Pri­or to his death in 1945 and assum­ing his ulti­mate vic­to­ry in the war, Adolf Hitler out­lined his plans for the cre­ation of a muse­um, memo­ri­al­iz­ing the elim­i­na­tion of the Jew­ish scourge from the plan­et. The Muse­um of An Extinct Race imag­ines a world where just such an even­tu­al­i­ty has tran­spired, in now Nazi-dom­i­nat­ed 2017. Its two pro­tag­o­nists‚ Dano Adamik, a Czech native coerced into curat­ing the muse­um and Eva Novak, a muse­um docent with Jew­ish her­itage‚ inhab­it a beat­en, sub­ju­gat­ed soci­ety, dom­i­nat­ed by a self-pro­claimed, super race. The nov­el con­jures a coterie of rebels strug­gling to res­ur­rect human morality.

Through scenes por­tray­ing a stark, anti-civ­i­liza­tion, the nov­el plunges into a world absent of Jews, yes, but more­so a plan­et bereft of the eth­i­cal guid­ance of Judaism.

The nov­el is nei­ther anoth­er holo­caust sto­ry nor an alter­na­tive his­to­ry trea­tise, but rather an explo­ration of a for­ev­er endan­gered cul­ture through the eyes of con­flict­ed souls sub­merged in a frag­ile love sto­ry. More­over, it serves as a call to pas­sive, pre­oc­cu­pied Jews to reclaim their her­itage and as a stim­u­lus to non-Jews to dis­cov­er what all the fuss has been about.

Discussion Questions

Cour­tesy of Jonathan Hale Rosen

  • How close were the Nazis to obtain­ing nuclear weapons pri­or to the US and there­fore how real­is­tic is the book’s scenario?

  • Does Eva too quick­ly for­give Dano for his past sins?

  • There’s a gen­er­al theme of pro­tag­o­nists (Dano, Father Slave­cik, Cor­nelius Gurlitt) ratio­nal­iz­ing their actions by pro­claim­ing that they were pre­serv­ing a lega­cy that oth­er­wise would be destroyed. Is that justifiable?

  • Is Eva’s deci­sion to have an abor­tion moral­ly accept­able? Under Jew­ish law?

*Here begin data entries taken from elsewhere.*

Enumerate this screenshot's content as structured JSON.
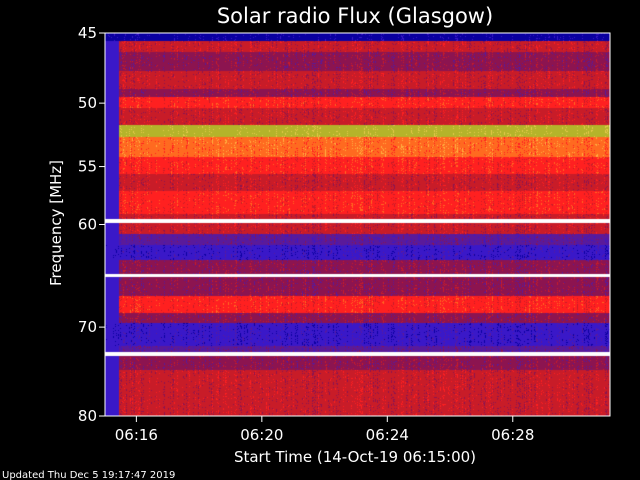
{
  "chart_data": {
    "type": "heatmap",
    "title": "Solar radio Flux (Glasgow)",
    "xlabel": "Start Time (14-Oct-19 06:15:00)",
    "ylabel": "Frequency [MHz]",
    "x_range_minutes": [
      0,
      16.1
    ],
    "ylim": [
      45,
      80
    ],
    "y_scale": "log",
    "y_reversed": true,
    "x_ticks": [
      {
        "label": "06:16",
        "minute": 1
      },
      {
        "label": "06:20",
        "minute": 5
      },
      {
        "label": "06:24",
        "minute": 9
      },
      {
        "label": "06:28",
        "minute": 13
      }
    ],
    "y_ticks": [
      {
        "label": "45",
        "value": 45
      },
      {
        "label": "50",
        "value": 50
      },
      {
        "label": "55",
        "value": 55
      },
      {
        "label": "60",
        "value": 60
      },
      {
        "label": "70",
        "value": 70
      },
      {
        "label": "80",
        "value": 80
      }
    ],
    "grid": false,
    "colormap": [
      "#0a00a0",
      "#3a18c8",
      "#5a1a9a",
      "#8c1450",
      "#c81c28",
      "#ff2020",
      "#ff6a20",
      "#ffb040",
      "#e6c84a",
      "#b4b42a",
      "#ffffff"
    ],
    "footer": "Updated Thu Dec  5 19:17:47 2019"
  }
}
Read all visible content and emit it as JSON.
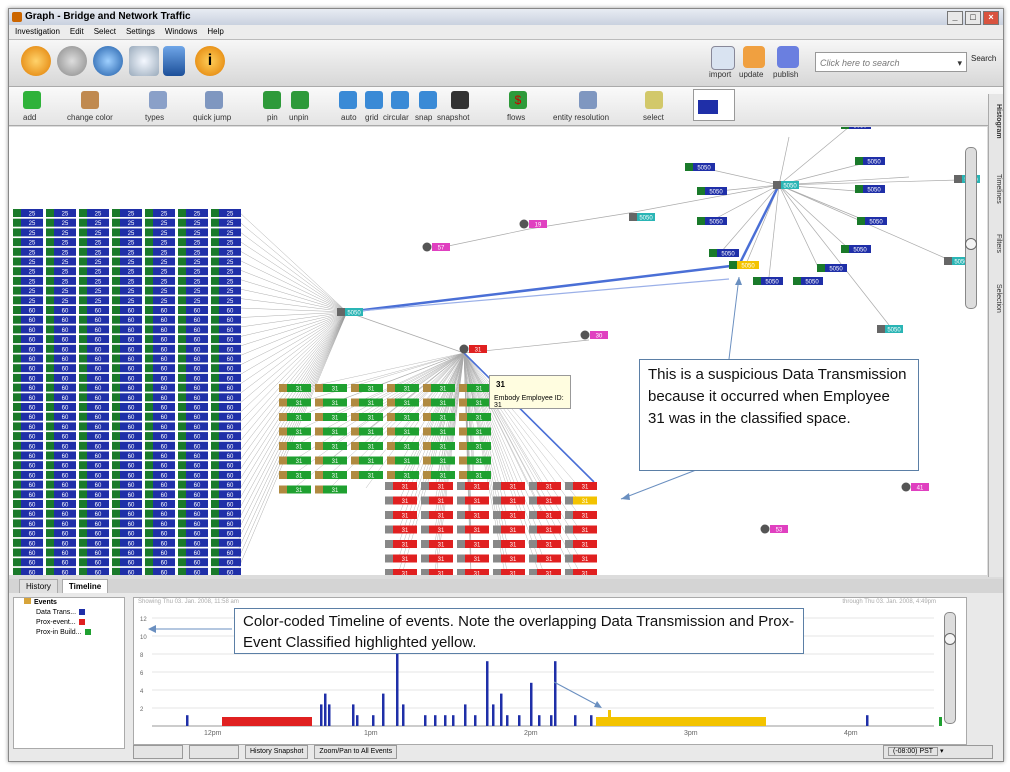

  • The nov­el presents the issue of Jew­ish per­se­cu­tion through­out the cen­turies as unjus­ti­fi­able. What are the under­pin­nings of anti-semi­tism that has allowed it to per­sist through the centuries?

  • What is your sense of the quo­ta­tion at the begin­ning of the book: If God is God, He is not good; If God is good, he is not God.”?

  • As Eva states, human­ists — those with a moral­i­ty inde­pen­dent of reli­gion — are des­tined to go to their graves a soli­tary voice, due to the absence of for­mal reli­gion and God’s author­i­ty. Is it true that moral peo­ple have no abil­i­ty to trans­mit their moral­i­ty to future generations?

  • Has reli­gion, as Dano states, been respon­si­ble for more hav­oc and destruc­tion through­out his­to­ry, out­weigh­ing the pos­i­tives it has pro­mul­gat­ed for humanity?

  • What makes Judaism rel­e­vant today? Why do so many Jews grav­i­tate to dif­fer­ent religions?

  • Why are there so many disaffected/​alienated/​indifferent Jews now?

  • Eva states that she is not sure where Judaism stands on the issue of heav­en and hell.
  • Does Judaism pos­tu­late a heav­en and hell? If not, what does that signify?

  • What is the Jew­ish iden­ti­ty inde­pen­dent of the litany of its his­tor­i­cal per­se­cu­tion and the Holocaust?